8. Practice consistency
Being consistent means that you don’t say one thing and not follow through. You cannot be inconsistent with your behavior and expect yourself to behave consistently in other parts of your life. Your actions need to match your words. To maintain consistency in your new lifestyle, practice your yoga and meditation at the same time each day or on the same day of the week. Put everything in your new calendar, and follow through. You will begin to see a change in your overall morale and enthusiasm, which in turn will keep your mind and focus on the right track, and you’ll never have to worry about “restarting.”

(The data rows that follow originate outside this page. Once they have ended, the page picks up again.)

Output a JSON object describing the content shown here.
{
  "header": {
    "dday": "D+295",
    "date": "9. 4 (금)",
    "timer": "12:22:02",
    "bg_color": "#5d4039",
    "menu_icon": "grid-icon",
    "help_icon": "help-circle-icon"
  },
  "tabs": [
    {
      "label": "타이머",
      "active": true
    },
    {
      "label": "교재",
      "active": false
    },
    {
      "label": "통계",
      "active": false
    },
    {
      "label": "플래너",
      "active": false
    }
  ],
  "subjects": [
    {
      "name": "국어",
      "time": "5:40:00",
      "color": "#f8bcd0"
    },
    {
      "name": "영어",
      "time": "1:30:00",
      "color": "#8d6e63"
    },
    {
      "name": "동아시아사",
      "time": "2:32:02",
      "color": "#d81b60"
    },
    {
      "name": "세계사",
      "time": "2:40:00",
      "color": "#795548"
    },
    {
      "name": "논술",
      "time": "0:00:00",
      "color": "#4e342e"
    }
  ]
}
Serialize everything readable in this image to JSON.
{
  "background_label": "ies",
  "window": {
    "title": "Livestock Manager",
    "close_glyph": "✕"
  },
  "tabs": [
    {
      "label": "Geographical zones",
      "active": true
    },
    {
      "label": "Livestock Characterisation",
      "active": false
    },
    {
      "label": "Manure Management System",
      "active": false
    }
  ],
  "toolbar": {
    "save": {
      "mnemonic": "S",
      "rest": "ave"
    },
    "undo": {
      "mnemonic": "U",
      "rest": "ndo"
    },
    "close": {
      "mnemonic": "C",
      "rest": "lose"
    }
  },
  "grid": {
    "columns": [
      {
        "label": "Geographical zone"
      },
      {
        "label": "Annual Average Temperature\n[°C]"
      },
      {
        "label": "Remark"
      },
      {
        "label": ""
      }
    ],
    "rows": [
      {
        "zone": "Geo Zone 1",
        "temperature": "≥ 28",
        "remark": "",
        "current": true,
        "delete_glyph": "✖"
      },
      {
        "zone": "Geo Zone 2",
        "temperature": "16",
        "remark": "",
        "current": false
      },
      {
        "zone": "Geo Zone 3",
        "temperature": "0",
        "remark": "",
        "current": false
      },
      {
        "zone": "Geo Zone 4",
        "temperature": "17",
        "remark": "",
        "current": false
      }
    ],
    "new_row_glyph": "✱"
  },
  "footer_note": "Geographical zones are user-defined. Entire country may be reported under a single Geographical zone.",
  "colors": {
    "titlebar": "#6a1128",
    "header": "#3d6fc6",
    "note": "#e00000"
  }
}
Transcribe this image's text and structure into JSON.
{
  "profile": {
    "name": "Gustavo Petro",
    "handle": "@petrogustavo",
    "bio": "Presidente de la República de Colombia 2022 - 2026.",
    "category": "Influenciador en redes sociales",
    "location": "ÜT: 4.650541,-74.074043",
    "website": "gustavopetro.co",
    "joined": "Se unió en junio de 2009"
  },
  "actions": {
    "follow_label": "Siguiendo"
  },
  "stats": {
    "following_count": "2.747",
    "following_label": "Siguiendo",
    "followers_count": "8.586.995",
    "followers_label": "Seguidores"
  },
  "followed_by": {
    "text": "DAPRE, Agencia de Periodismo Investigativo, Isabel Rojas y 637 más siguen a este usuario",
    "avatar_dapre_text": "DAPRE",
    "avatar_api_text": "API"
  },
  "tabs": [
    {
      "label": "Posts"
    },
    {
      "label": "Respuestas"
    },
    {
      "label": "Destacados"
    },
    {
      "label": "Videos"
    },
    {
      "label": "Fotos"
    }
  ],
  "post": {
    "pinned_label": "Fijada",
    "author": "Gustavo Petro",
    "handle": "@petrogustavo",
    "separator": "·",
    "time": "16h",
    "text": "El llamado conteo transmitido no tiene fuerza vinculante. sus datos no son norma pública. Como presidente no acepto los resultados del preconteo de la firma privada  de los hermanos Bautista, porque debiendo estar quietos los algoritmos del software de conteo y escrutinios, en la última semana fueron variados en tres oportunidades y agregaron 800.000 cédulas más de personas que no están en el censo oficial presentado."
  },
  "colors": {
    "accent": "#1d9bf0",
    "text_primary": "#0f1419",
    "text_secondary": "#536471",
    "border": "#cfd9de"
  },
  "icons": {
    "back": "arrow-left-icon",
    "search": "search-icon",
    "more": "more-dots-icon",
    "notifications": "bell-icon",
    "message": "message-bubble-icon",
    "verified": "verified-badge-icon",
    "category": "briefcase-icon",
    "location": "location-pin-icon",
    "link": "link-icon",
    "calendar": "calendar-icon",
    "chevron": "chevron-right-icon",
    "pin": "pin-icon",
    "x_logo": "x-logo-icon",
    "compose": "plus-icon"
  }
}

9. Practice self-compassion
Self-compassion is another huge part of your wellness foundation that will set the path for progress and success. It is more a practice of goodwill rather than good feeling. Be gentle and forgiving to yourself when you make a mistake; we all make mistakes. If you let mistakes own you instead of you owning the mistakes, self-compassion loses all meaning that you once put into it. Be mindful of your mistakes, accept them in that moment and continue to love yourself endlessly.
10. Expect setbacks
With creating goals, there is always the chance that something will not unfold as you planned it to, and that is completely okay. We learn our most valuable lessons from mistakes or setbacks along our journey. The key to this is to not turn your setback into a failure. Failure is a scary word that no single person wants to hear, because it’s ultimately a judgement of your self-worth. So to put this into perspective, if you believe a setback is a failure, and label it as a judgement upon your self-worth, it is almost impossible to bounce back from that feeling. A better way to handle your setbacks is not to just accept them, but to expect them to happen! Be mindful and aware that nothing you do is a failure. It is only a minor setback on your journey to wellness.
11. Be accountable
There are three steps in accountability. First is responsibility, then process, and finally accountability. This loops us back to expecting setbacks. If something doesn’t pan out like you expected it to, be accountable and take ownership of your results. At first, it may feel like a stab to your ego and self-image but learning to be judgement free of these things will make you understand that being accountable is better for you than boosting your ego or making excuses.
12. Beware of perfection, rather strive for progress
The last and final step, and arguably the most important, do not strive for perfection. You can set the bar high for yourself, that is okay. But, again, striving for perfection in our goals only leads us to the fear of failure and mental paralysis, which we already know is a ticking time-bomb. Progress outshines perfection on so many levels. Progress is the “now” path we are all on, leading us to our own, unique wellness goals. Encourage yourself to keep track and write down any progress you make. Remember to be judgement free of yourself, your surroundings and other individuals in your life. Our progress resembles our journey, not our destination.